It turns out that I cannot use the vector unless -ffast-math or -funsafe-math-optimizations .
The two code snippets I played with are the following:
tsum = 0.0d0 tvec(1:n) = A(i1:i2, ir) do ii = 1,n tsum = tsum + tvec(ii) enddo
and
tsum = sum(A(i1:i2,ir))
and here is the time that I get when I run the first code fragment with various compilation options:
10.62 sec ... None 10.35 sec ... -mtune=native -mavx 7.44 sec ... -mtune-native -mavx -ffast-math 7.49 sec ... -mtune-native -mavx -funsafe-math-optimizations
Finally, with the same optimizations, I can vectorize tsum = sum(A(i1:i2,ir)) to get
7.96 sec ... None 8.41 sec ... -mtune=native -mavx 5.06 sec ... -mtune=native -mavx -ffast-math 4.97 sec ... -mtune=native -mavx -funsafe-math-optimizations
When we compare sum and -mtune=native -mavx with -mtune=native -mavx -funsafe-math-optimizations , it shows an acceleration of 70%. (Please note that they only started once - before we publish, we will perform real benchmarking on several runs).

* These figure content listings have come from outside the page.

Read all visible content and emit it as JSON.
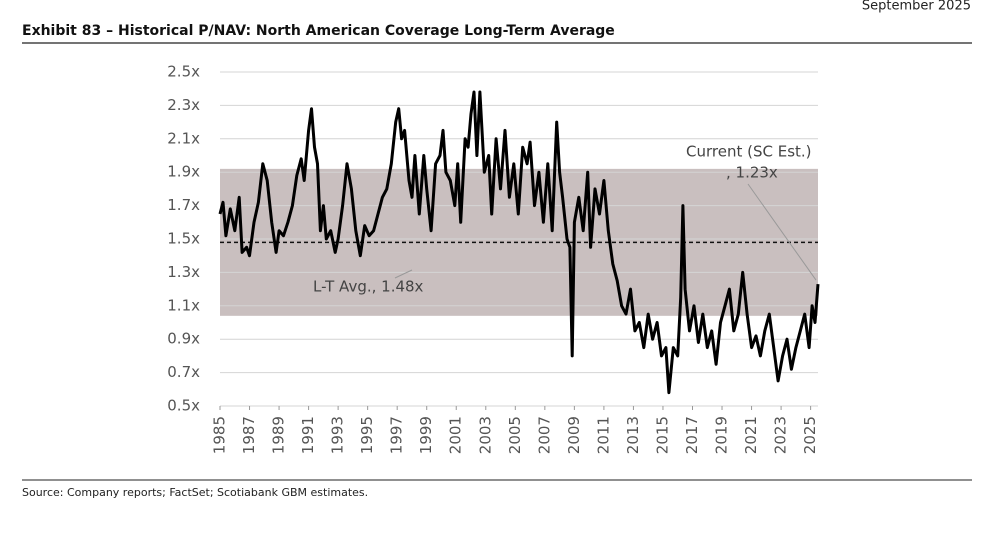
{
  "header": {
    "title": "Exhibit 83 – Historical P/NAV: North American Coverage Long-Term Average",
    "date": "September 2025"
  },
  "chart_data": {
    "type": "line",
    "x": [
      1985.0,
      1985.2,
      1985.4,
      1985.7,
      1986.0,
      1986.3,
      1986.5,
      1986.8,
      1987.0,
      1987.3,
      1987.6,
      1987.9,
      1988.2,
      1988.5,
      1988.8,
      1989.0,
      1989.3,
      1989.6,
      1989.9,
      1990.2,
      1990.5,
      1990.7,
      1991.0,
      1991.2,
      1991.4,
      1991.6,
      1991.8,
      1992.0,
      1992.2,
      1992.5,
      1992.8,
      1993.0,
      1993.3,
      1993.6,
      1993.9,
      1994.2,
      1994.5,
      1994.8,
      1995.1,
      1995.4,
      1995.7,
      1996.0,
      1996.3,
      1996.6,
      1996.9,
      1997.1,
      1997.3,
      1997.5,
      1997.8,
      1998.0,
      1998.2,
      1998.5,
      1998.8,
      1999.0,
      1999.3,
      1999.6,
      1999.9,
      2000.1,
      2000.3,
      2000.6,
      2000.9,
      2001.1,
      2001.3,
      2001.6,
      2001.8,
      2002.0,
      2002.2,
      2002.4,
      2002.6,
      2002.9,
      2003.2,
      2003.4,
      2003.7,
      2004.0,
      2004.3,
      2004.6,
      2004.9,
      2005.2,
      2005.5,
      2005.8,
      2006.0,
      2006.3,
      2006.6,
      2006.9,
      2007.2,
      2007.5,
      2007.8,
      2008.0,
      2008.2,
      2008.5,
      2008.7,
      2008.85,
      2009.0,
      2009.3,
      2009.6,
      2009.9,
      2010.1,
      2010.4,
      2010.7,
      2011.0,
      2011.3,
      2011.6,
      2011.9,
      2012.2,
      2012.5,
      2012.8,
      2013.1,
      2013.4,
      2013.7,
      2014.0,
      2014.3,
      2014.6,
      2014.9,
      2015.2,
      2015.4,
      2015.7,
      2016.0,
      2016.2,
      2016.35,
      2016.5,
      2016.8,
      2017.1,
      2017.4,
      2017.7,
      2018.0,
      2018.3,
      2018.6,
      2018.9,
      2019.2,
      2019.5,
      2019.8,
      2020.1,
      2020.4,
      2020.7,
      2021.0,
      2021.3,
      2021.6,
      2021.9,
      2022.2,
      2022.5,
      2022.8,
      2023.1,
      2023.4,
      2023.7,
      2024.0,
      2024.3,
      2024.6,
      2024.9,
      2025.1,
      2025.3,
      2025.5
    ],
    "values": [
      1.65,
      1.72,
      1.52,
      1.68,
      1.55,
      1.75,
      1.42,
      1.45,
      1.4,
      1.6,
      1.72,
      1.95,
      1.85,
      1.6,
      1.42,
      1.55,
      1.52,
      1.6,
      1.7,
      1.88,
      1.98,
      1.85,
      2.15,
      2.28,
      2.05,
      1.95,
      1.55,
      1.7,
      1.5,
      1.55,
      1.42,
      1.5,
      1.7,
      1.95,
      1.8,
      1.55,
      1.4,
      1.58,
      1.52,
      1.55,
      1.65,
      1.75,
      1.8,
      1.95,
      2.2,
      2.28,
      2.1,
      2.15,
      1.85,
      1.75,
      2.0,
      1.65,
      2.0,
      1.8,
      1.55,
      1.95,
      2.0,
      2.15,
      1.9,
      1.85,
      1.7,
      1.95,
      1.6,
      2.1,
      2.05,
      2.25,
      2.38,
      2.0,
      2.38,
      1.9,
      2.0,
      1.65,
      2.1,
      1.8,
      2.15,
      1.75,
      1.95,
      1.65,
      2.05,
      1.95,
      2.08,
      1.7,
      1.9,
      1.6,
      1.95,
      1.55,
      2.2,
      1.9,
      1.75,
      1.5,
      1.45,
      0.8,
      1.6,
      1.75,
      1.55,
      1.9,
      1.45,
      1.8,
      1.65,
      1.85,
      1.55,
      1.35,
      1.25,
      1.1,
      1.05,
      1.2,
      0.95,
      1.0,
      0.85,
      1.05,
      0.9,
      1.0,
      0.8,
      0.85,
      0.58,
      0.85,
      0.8,
      1.15,
      1.7,
      1.2,
      0.95,
      1.1,
      0.88,
      1.05,
      0.85,
      0.95,
      0.75,
      1.0,
      1.1,
      1.2,
      0.95,
      1.05,
      1.3,
      1.05,
      0.85,
      0.92,
      0.8,
      0.95,
      1.05,
      0.85,
      0.65,
      0.8,
      0.9,
      0.72,
      0.85,
      0.95,
      1.05,
      0.85,
      1.1,
      1.0,
      1.23
    ],
    "color": "#000000",
    "xlim": [
      1985,
      2025.5
    ],
    "xticks": [
      1985,
      1987,
      1989,
      1991,
      1993,
      1995,
      1997,
      1999,
      2001,
      2003,
      2005,
      2007,
      2009,
      2011,
      2013,
      2015,
      2017,
      2019,
      2021,
      2023,
      2025
    ],
    "ylim": [
      0.5,
      2.5
    ],
    "yticks": [
      {
        "value": 0.5,
        "label": "0.5x"
      },
      {
        "value": 0.7,
        "label": "0.7x"
      },
      {
        "value": 0.9,
        "label": "0.9x"
      },
      {
        "value": 1.1,
        "label": "1.1x"
      },
      {
        "value": 1.3,
        "label": "1.3x"
      },
      {
        "value": 1.5,
        "label": "1.5x"
      },
      {
        "value": 1.7,
        "label": "1.7x"
      },
      {
        "value": 1.9,
        "label": "1.9x"
      },
      {
        "value": 2.1,
        "label": "2.1x"
      },
      {
        "value": 2.3,
        "label": "2.3x"
      },
      {
        "value": 2.5,
        "label": "2.5x"
      }
    ],
    "grid": true,
    "band": {
      "low": 1.04,
      "high": 1.92,
      "color": "#c9bfbf"
    },
    "average": 1.48,
    "annotations": [
      "L-T Avg., 1.48x",
      "Current (SC Est.)",
      ", 1.23x"
    ]
  },
  "source": "Source: Company reports; FactSet; Scotiabank GBM estimates."
}
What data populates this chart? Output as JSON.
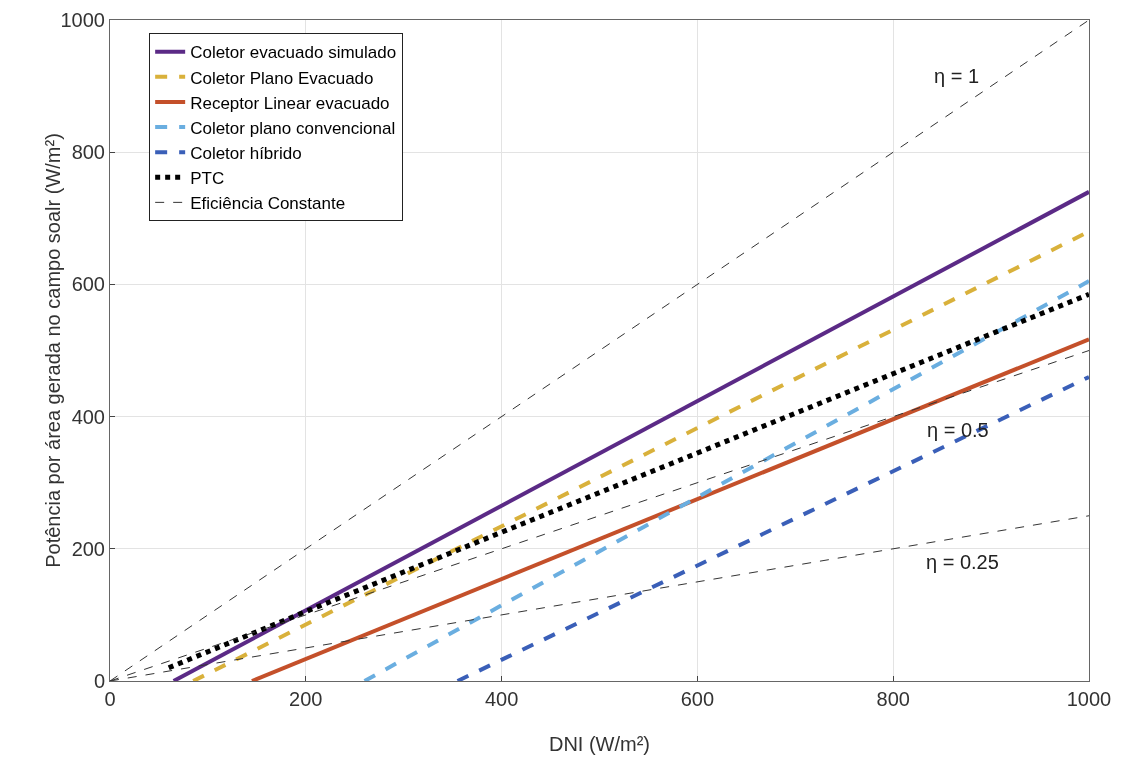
{
  "chart_data": {
    "type": "line",
    "xlabel": "DNI (W/m²)",
    "ylabel": "Potência por área gerada no campo soalr (W/m²)",
    "xlim": [
      0,
      1000
    ],
    "ylim": [
      0,
      1000
    ],
    "xticks": [
      0,
      200,
      400,
      600,
      800,
      1000
    ],
    "yticks": [
      0,
      200,
      400,
      600,
      800,
      1000
    ],
    "grid": true,
    "legend": "top left",
    "marker": "none",
    "series": [
      {
        "name": "Coletor evacuado simulado",
        "color": "#5b2a86",
        "line_style": "solid",
        "x": [
          65,
          1000
        ],
        "values": [
          0,
          740
        ]
      },
      {
        "name": "Coletor Plano Evacuado",
        "color": "#d9b13b",
        "line_style": "dashed",
        "x": [
          85,
          1000
        ],
        "values": [
          0,
          680
        ]
      },
      {
        "name": "Receptor Linear evacuado",
        "color": "#c4502a",
        "line_style": "solid",
        "x": [
          145,
          1000
        ],
        "values": [
          0,
          517
        ]
      },
      {
        "name": "Coletor plano convencional",
        "color": "#6aaee0",
        "line_style": "dashed",
        "x": [
          260,
          1000
        ],
        "values": [
          0,
          605
        ]
      },
      {
        "name": "Coletor híbrido",
        "color": "#3a5fb8",
        "line_style": "dashed",
        "x": [
          355,
          1000
        ],
        "values": [
          0,
          460
        ]
      },
      {
        "name": "PTC",
        "color": "#000000",
        "line_style": "dotted",
        "x": [
          60,
          200,
          1000
        ],
        "values": [
          20,
          105,
          585
        ]
      },
      {
        "name": "Eficiência Constante",
        "color": "#333333",
        "line_style": "dashed",
        "x": [
          0,
          1000
        ],
        "values": [
          0,
          1000
        ]
      },
      {
        "color": "#333333",
        "line_style": "dashed",
        "x": [
          0,
          1000
        ],
        "values": [
          0,
          500
        ]
      },
      {
        "color": "#333333",
        "line_style": "dashed",
        "x": [
          0,
          1000
        ],
        "values": [
          0,
          250
        ]
      }
    ],
    "annotations": [
      "η = 1",
      "η = 0.5",
      "η = 0.25"
    ]
  }
}
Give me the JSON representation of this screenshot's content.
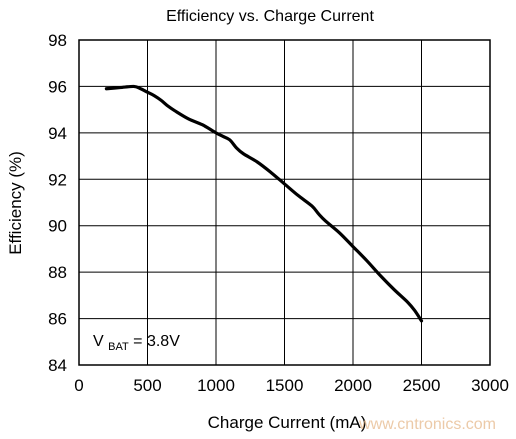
{
  "chart_data": {
    "type": "line",
    "title": "Efficiency vs. Charge Current",
    "xlabel": "Charge Current (mA)",
    "ylabel": "Efficiency (%)",
    "xlim": [
      0,
      3000
    ],
    "ylim": [
      84,
      98
    ],
    "xticks": [
      "0",
      "500",
      "1000",
      "1500",
      "2000",
      "2500",
      "3000"
    ],
    "yticks": [
      "84",
      "86",
      "88",
      "90",
      "92",
      "94",
      "96",
      "98"
    ],
    "grid": true,
    "annotation": {
      "prefix": "V",
      "subscript": "BAT",
      "suffix": " = 3.8V"
    },
    "series": [
      {
        "color": "#000000",
        "x": [
          200,
          300,
          400,
          450,
          500,
          550,
          600,
          650,
          700,
          800,
          900,
          1000,
          1050,
          1100,
          1150,
          1200,
          1300,
          1400,
          1500,
          1600,
          1700,
          1750,
          1800,
          1900,
          2000,
          2100,
          2200,
          2300,
          2400,
          2450,
          2500
        ],
        "y": [
          95.9,
          95.95,
          96.0,
          95.9,
          95.75,
          95.6,
          95.4,
          95.15,
          94.95,
          94.6,
          94.35,
          94.0,
          93.85,
          93.7,
          93.35,
          93.1,
          92.75,
          92.3,
          91.8,
          91.3,
          90.85,
          90.5,
          90.2,
          89.7,
          89.1,
          88.5,
          87.85,
          87.25,
          86.7,
          86.35,
          85.9
        ]
      }
    ]
  },
  "watermark": "www.cntronics.com"
}
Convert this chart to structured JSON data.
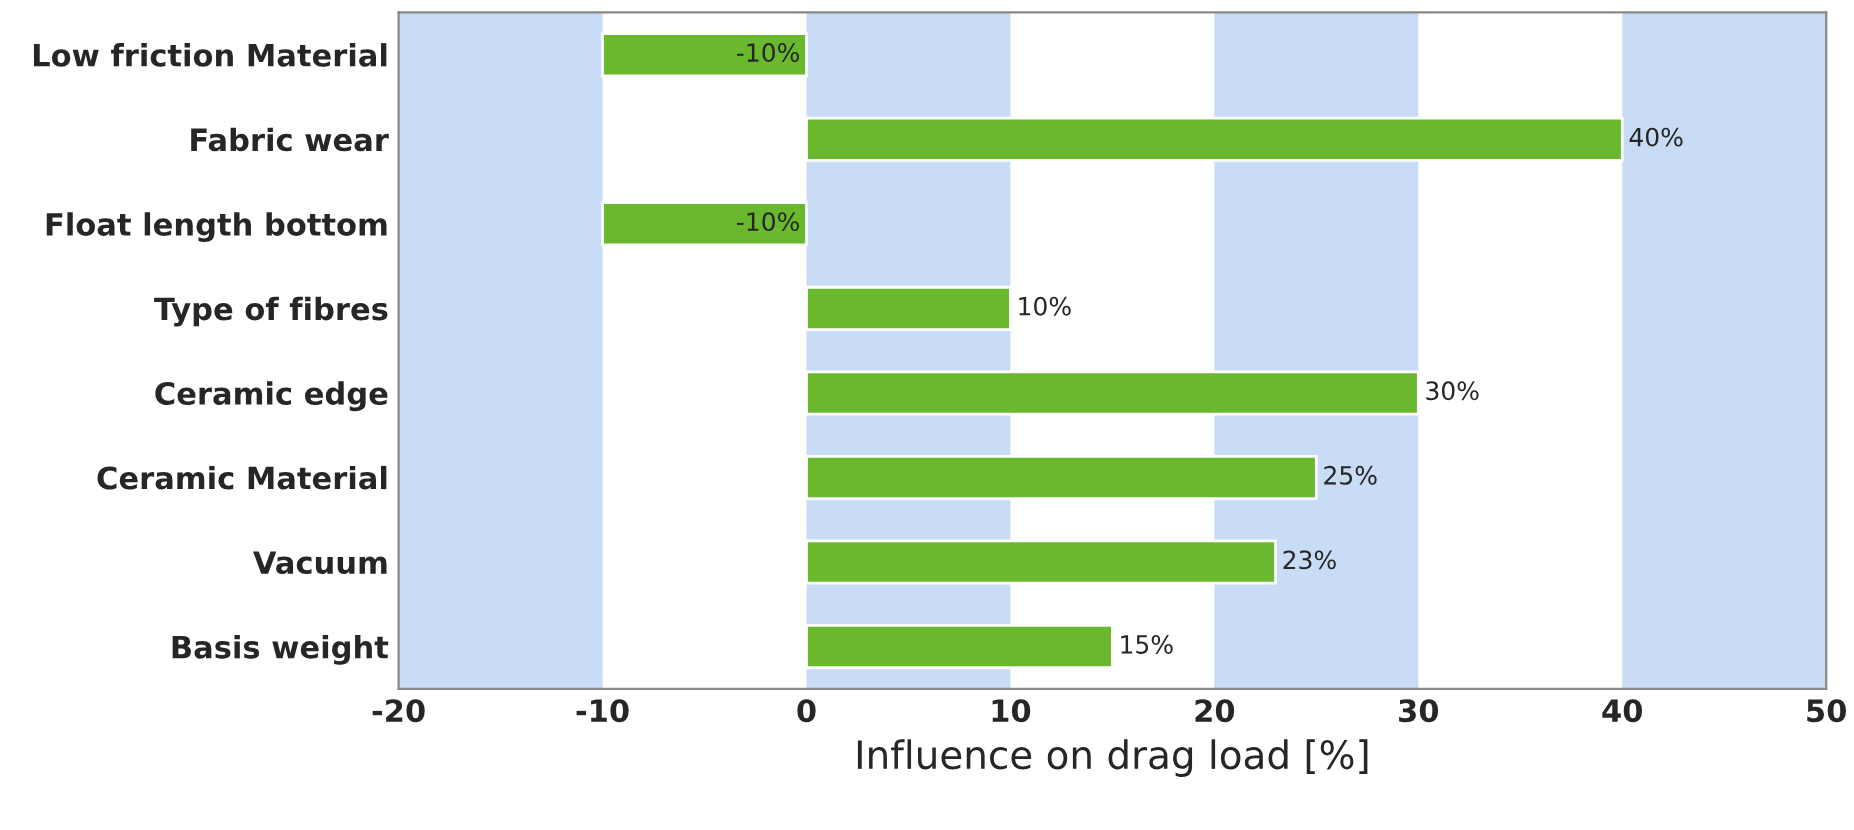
{
  "chart_data": {
    "type": "bar",
    "orientation": "horizontal",
    "xlabel": "Influence on drag load [%]",
    "categories": [
      "Low friction Material",
      "Fabric wear",
      "Float length bottom",
      "Type of fibres",
      "Ceramic edge",
      "Ceramic Material",
      "Vacuum",
      "Basis weight"
    ],
    "values": [
      -10,
      40,
      -10,
      10,
      30,
      25,
      23,
      15
    ],
    "value_labels": [
      "-10%",
      "40%",
      "-10%",
      "10%",
      "30%",
      "25%",
      "23%",
      "15%"
    ],
    "color": "#6ab82e",
    "xlim": [
      -20,
      50
    ],
    "xticks": [
      -20,
      -10,
      0,
      10,
      20,
      30,
      40,
      50
    ],
    "grid": false,
    "bands": [
      {
        "axis": "x",
        "from": -20,
        "to": -10,
        "color": "#c9dcf5"
      },
      {
        "axis": "x",
        "from": 0,
        "to": 10,
        "color": "#c9dcf5"
      },
      {
        "axis": "x",
        "from": 20,
        "to": 30,
        "color": "#c9dcf5"
      },
      {
        "axis": "x",
        "from": 40,
        "to": 50,
        "color": "#c9dcf5"
      }
    ]
  }
}
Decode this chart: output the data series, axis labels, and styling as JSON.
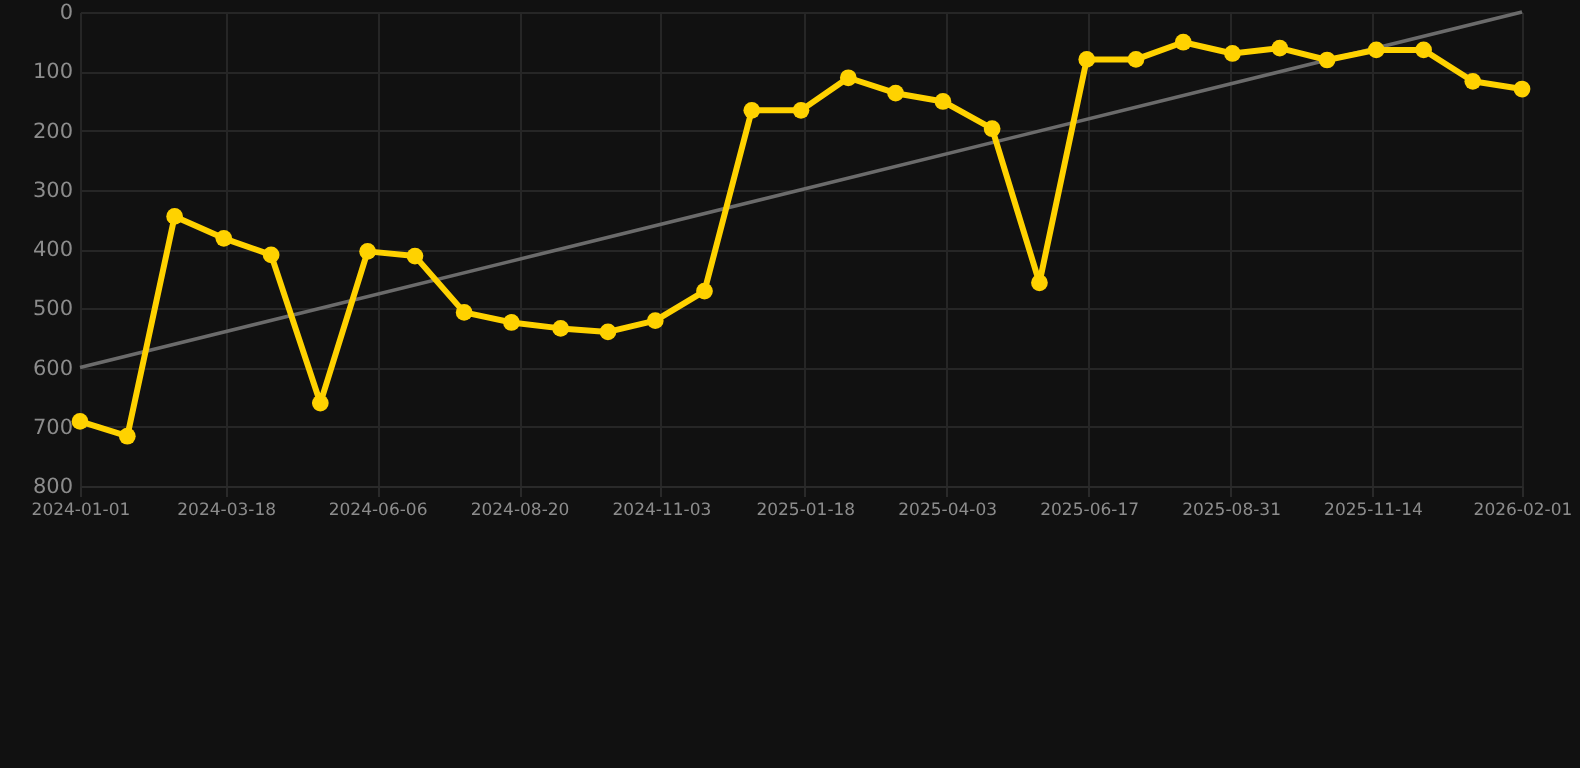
{
  "chart_data": {
    "type": "line",
    "marker": "circle",
    "line_style": "solid",
    "grid": true,
    "x": [
      "2024-01-01",
      "2024-01-26",
      "2024-02-20",
      "2024-03-17",
      "2024-04-11",
      "2024-05-07",
      "2024-06-01",
      "2024-06-26",
      "2024-07-22",
      "2024-08-16",
      "2024-09-11",
      "2024-10-06",
      "2024-10-31",
      "2024-11-26",
      "2024-12-21",
      "2025-01-16",
      "2025-02-10",
      "2025-03-07",
      "2025-04-01",
      "2025-04-27",
      "2025-05-22",
      "2025-06-16",
      "2025-07-12",
      "2025-08-06",
      "2025-09-01",
      "2025-09-26",
      "2025-10-21",
      "2025-11-16",
      "2025-12-11",
      "2026-01-06",
      "2026-02-01"
    ],
    "series": [
      {
        "color": "#ffd200",
        "values": [
          691,
          716,
          345,
          382,
          410,
          660,
          404,
          412,
          507,
          524,
          534,
          540,
          521,
          471,
          166,
          166,
          111,
          137,
          151,
          197,
          457,
          80,
          80,
          51,
          70,
          61,
          81,
          64,
          64,
          117,
          130
        ]
      },
      {
        "type": "line",
        "marker": "none",
        "color": "#6b6b6b",
        "x": [
          "2024-01-01",
          "2026-02-01"
        ],
        "values": [
          600,
          0
        ]
      }
    ],
    "xlim": [
      "2024-01-01",
      "2026-02-01"
    ],
    "xticks": [
      "2024-01-01",
      "2024-03-18",
      "2024-06-06",
      "2024-08-20",
      "2024-11-03",
      "2025-01-18",
      "2025-04-03",
      "2025-06-17",
      "2025-08-31",
      "2025-11-14",
      "2026-02-01"
    ],
    "ylim": [
      800,
      0
    ],
    "yticks": [
      0,
      100,
      200,
      300,
      400,
      500,
      600,
      700,
      800
    ]
  }
}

However, I am doing a little punch. My values ββchange a bit when using the -f options. Without them, errors for my variables ( v1 , v2 ):
v1 ... 5.60663e-15 9.71445e-17 1.05471e-15 v2 ... 5.11674e-14 1.79301e-14 2.58127e-15
but with optimizations, errors:
v1 ... 7.11931e-15 5.39846e-15 3.33067e-16 v2 ... 1.97273e-13 6.98608e-14 2.17742e-14
which indicates that something else is really happening.